「AI済みコンサル」が企業変革を加速する——PwCとAnthropicの提携が示す乗数効果

コンサルティングファームが「AI導入の相談相手」から「AI導入済みの先行者」に変わるとき、何が起きるか。

PwC is deploying Claude to build technology, execute deals, and reinvent enterprise functions for clients(Anthropic)は、PwCがAnthropicとの戦略的提携を拡大したことを伝えている。Claude CodeとCoworkを数十万人規模の従業員へ展開し、3万人へのAI認定プログラムを開始。Claudeを中核技術とした「Office of the CFO」を独立ビジネスユニットとして設立する。

従来の企業AI導入は、既存業務にAIを差し込む形が多かった。特定プロセスを速くし、特定タスクを自動化する——その積み上げが「DX」と呼ばれてきた。PwCの今回の動きが一線を画すのは、事業部門の設計原理そのものをAIに置いた点だ。
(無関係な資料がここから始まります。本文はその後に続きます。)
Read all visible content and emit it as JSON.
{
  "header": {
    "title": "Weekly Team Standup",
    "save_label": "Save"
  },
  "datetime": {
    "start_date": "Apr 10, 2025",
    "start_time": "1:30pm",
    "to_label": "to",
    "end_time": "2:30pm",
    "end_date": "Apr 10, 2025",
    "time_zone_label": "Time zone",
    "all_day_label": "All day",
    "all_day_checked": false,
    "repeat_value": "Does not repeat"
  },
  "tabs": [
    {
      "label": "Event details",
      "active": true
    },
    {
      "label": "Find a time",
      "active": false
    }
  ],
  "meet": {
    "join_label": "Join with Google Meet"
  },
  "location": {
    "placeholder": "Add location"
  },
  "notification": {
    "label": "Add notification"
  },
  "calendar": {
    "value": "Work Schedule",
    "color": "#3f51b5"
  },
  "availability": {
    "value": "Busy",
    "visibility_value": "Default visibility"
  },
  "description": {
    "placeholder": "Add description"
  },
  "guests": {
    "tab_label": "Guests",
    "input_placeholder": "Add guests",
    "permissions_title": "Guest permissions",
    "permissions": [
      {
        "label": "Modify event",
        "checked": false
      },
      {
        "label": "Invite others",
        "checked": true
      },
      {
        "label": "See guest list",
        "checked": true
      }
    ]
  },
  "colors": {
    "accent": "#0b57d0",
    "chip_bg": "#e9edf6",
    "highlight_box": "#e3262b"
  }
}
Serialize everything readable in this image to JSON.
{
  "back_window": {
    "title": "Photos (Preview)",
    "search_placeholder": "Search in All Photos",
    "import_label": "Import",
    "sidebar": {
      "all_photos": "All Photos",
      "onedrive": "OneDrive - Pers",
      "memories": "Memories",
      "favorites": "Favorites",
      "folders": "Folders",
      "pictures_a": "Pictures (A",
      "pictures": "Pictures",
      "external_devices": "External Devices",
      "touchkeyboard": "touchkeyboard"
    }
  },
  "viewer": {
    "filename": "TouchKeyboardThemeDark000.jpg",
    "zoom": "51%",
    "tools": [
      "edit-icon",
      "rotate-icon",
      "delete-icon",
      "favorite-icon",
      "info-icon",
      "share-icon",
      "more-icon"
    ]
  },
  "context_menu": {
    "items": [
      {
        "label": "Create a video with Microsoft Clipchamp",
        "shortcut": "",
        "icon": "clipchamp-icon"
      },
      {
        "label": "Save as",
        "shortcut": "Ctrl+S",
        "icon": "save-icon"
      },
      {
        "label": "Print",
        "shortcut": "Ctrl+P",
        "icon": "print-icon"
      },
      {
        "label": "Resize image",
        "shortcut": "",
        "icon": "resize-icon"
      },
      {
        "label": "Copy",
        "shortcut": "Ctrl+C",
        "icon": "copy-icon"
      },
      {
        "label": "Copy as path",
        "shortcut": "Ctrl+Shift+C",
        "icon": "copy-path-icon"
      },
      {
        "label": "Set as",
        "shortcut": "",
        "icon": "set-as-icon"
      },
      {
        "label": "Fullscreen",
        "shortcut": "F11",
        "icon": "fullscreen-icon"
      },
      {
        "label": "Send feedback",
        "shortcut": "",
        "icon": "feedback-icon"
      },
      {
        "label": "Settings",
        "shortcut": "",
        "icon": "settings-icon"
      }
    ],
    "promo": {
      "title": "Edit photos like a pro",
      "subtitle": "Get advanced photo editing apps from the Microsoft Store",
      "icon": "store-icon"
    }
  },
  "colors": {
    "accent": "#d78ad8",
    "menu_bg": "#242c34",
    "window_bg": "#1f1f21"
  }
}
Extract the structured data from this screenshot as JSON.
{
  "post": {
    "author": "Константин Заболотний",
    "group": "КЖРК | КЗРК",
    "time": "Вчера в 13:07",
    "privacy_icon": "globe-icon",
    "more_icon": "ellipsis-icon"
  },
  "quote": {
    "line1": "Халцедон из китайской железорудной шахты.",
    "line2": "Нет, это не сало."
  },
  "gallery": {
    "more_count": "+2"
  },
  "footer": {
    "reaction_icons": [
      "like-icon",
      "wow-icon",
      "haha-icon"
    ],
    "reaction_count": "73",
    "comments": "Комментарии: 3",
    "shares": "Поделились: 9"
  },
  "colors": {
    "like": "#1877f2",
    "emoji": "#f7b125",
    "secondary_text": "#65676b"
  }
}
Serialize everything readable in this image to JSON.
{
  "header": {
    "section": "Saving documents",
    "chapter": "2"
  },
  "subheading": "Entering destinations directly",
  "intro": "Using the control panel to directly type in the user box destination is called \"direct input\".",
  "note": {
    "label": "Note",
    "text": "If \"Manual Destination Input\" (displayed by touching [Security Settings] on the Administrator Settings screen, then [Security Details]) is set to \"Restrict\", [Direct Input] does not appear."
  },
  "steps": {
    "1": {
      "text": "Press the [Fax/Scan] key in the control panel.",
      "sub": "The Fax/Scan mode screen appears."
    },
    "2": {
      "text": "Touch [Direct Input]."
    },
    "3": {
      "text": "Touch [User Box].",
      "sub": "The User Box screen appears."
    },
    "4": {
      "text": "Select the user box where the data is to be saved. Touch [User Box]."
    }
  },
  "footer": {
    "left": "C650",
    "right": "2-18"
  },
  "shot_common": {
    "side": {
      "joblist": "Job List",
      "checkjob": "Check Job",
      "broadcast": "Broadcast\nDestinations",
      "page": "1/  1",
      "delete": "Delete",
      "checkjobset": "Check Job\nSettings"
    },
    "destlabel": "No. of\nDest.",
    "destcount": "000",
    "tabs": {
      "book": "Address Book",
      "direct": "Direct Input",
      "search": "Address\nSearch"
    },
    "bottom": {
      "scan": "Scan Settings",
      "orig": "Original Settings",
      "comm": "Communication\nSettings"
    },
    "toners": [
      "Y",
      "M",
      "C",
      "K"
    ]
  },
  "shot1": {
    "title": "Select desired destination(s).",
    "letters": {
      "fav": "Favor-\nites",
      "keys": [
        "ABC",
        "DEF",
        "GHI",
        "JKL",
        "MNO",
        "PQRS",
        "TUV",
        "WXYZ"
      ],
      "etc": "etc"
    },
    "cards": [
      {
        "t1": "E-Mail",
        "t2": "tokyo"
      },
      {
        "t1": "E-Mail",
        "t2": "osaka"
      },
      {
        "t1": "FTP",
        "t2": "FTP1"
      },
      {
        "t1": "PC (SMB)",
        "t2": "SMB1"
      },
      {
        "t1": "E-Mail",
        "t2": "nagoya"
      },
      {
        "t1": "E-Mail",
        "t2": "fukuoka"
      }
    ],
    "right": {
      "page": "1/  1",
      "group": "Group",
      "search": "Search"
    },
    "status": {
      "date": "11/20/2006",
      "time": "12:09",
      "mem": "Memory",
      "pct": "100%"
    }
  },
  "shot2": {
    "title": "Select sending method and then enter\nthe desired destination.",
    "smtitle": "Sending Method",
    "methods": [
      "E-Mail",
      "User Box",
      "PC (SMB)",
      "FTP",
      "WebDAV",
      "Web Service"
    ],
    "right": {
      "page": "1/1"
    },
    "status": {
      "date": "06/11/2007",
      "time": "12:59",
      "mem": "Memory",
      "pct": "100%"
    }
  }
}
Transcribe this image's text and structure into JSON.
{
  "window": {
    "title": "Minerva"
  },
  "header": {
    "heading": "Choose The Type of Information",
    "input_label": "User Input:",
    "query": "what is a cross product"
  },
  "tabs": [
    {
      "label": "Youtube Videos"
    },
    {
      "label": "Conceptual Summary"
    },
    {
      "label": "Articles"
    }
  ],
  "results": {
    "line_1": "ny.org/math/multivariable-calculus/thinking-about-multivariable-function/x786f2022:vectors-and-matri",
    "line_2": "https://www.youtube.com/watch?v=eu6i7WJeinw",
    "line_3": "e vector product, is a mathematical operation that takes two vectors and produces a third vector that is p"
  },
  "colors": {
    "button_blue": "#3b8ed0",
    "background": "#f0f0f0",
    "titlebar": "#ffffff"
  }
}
「Office of the CFO」は、Claudeを基盤として最初から設計された部門であり、既存組織の「AI化」とは構造が異なる。

実績はすでに本番稼働で出ている。保険引受は10週から10日に、セキュリティ対応は数時間から数分に。納期全体で最大70%の短縮が報告されている。

企業がAI変革を迷う最大の障壁は、技術の不足より「本当に機能するのか」という確信の欠如だ。自社をAIで再設計しながらクライアントを支援する構図は、その壁を取り除く力を持つ。AI化を経験した側が伴走するとき、変革の速度は一段上がる——その乗数効果の最初の大規模事例がいま動き出した。